De la «Teoría del goteo», que sirvió de inspiración para esa extraordinaria reducción de las cargas impositivas a las élites que mencionábamos antes, ha quedado demostrado que no hay ninguna evidencia empírica de que haya servido para una mejora de las condiciones laborales y de bienestar de la mayor parte de la población.
En todo caso ha conllevado la progresiva reducción de los servicios públicos y las prestaciones sociales y un sensible aumento de la desigualdad consecuencia directa de un cada vez más desequilibrado reparto de la riqueza.
Pero estos procesos de transición son largos, sinuosos y si cabe indescifrables.
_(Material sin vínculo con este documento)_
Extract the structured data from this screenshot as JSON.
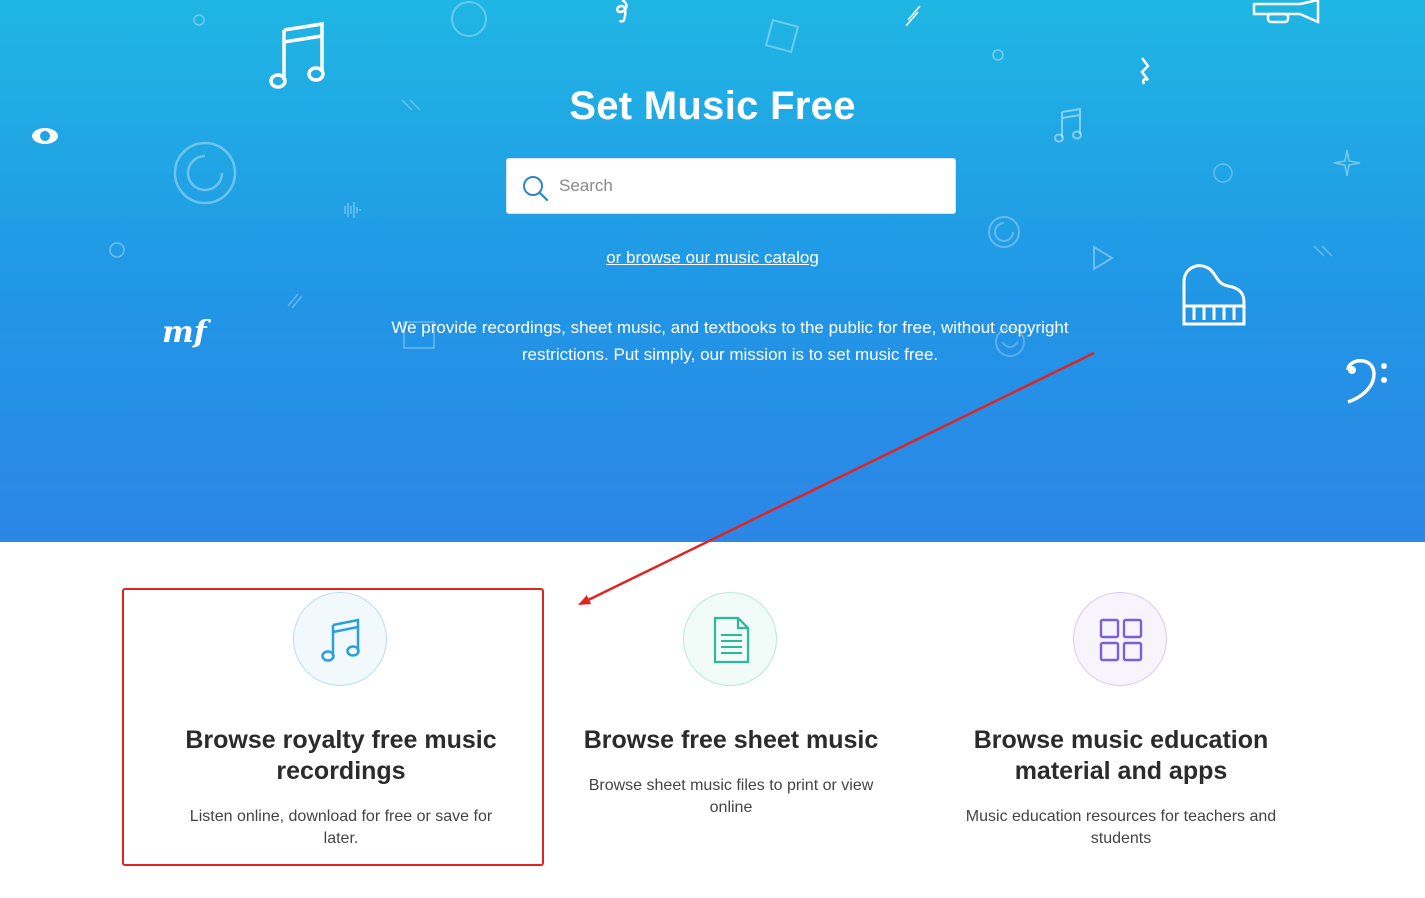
{
  "hero": {
    "title": "Set Music Free",
    "search": {
      "placeholder": "Search",
      "value": ""
    },
    "browse_link": "or browse our music catalog",
    "mission": "We provide recordings, sheet music, and textbooks to the public for free, without copyright restrictions. Put simply, our mission is to set music free.",
    "gradient_top": "#1fb6e3",
    "gradient_bottom": "#2c86e6"
  },
  "cards": [
    {
      "icon": "music-note-icon",
      "title": "Browse royalty free music recordings",
      "description": "Listen online, download for free or save for later.",
      "accent": "#2a9fdc"
    },
    {
      "icon": "document-icon",
      "title": "Browse free sheet music",
      "description": "Browse sheet music files to print or view online",
      "accent": "#2ab99a"
    },
    {
      "icon": "grid-apps-icon",
      "title": "Browse music education material and apps",
      "description": "Music education resources for teachers and students",
      "accent": "#7b5fd6"
    }
  ],
  "annotation": {
    "color": "#e02424"
  }
}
Máxime cuando, por contra a lo que sucediera a finales del siglo pasado donde se proponía la exaltación del individualismo y la meritocracia como paradigmas del modelo social y que han acabado convirtiendo este en un arquetipo de la desigualdad, muchas de las proposiciones actuales conducen a una apuesta en aras del bien común a las que los ensimismados por el sistema ofrecen toda resistencia.
Un esfuerzo que, necesariamente, debe venir en primer lugar de todos aquellos que se han visto beneficiados en mayor manera de las bondades del mismo.
Una cuestión ardua y difícil. Una tarea hercúlea pero que se hace imprescindible ante los retos que nos presenta un futuro cada vez más inquietante.
La más sencilla observación muestra que en todos los contrastes notables que se manifiestan en el destino y en la situación de dos hombres, tanto en lo que se refiere a su salud y a su situación económica o social como en cualquier otro respecto, y por evidente que sea el motivo puramente “accidental” de la diferencia, el que está mejor situado siente la urgente necesidad de considerar como “legítima” su posición privilegiada, de considerar su propia situación como resultado de un “mérito” y la ajena como producto de una “culpa”.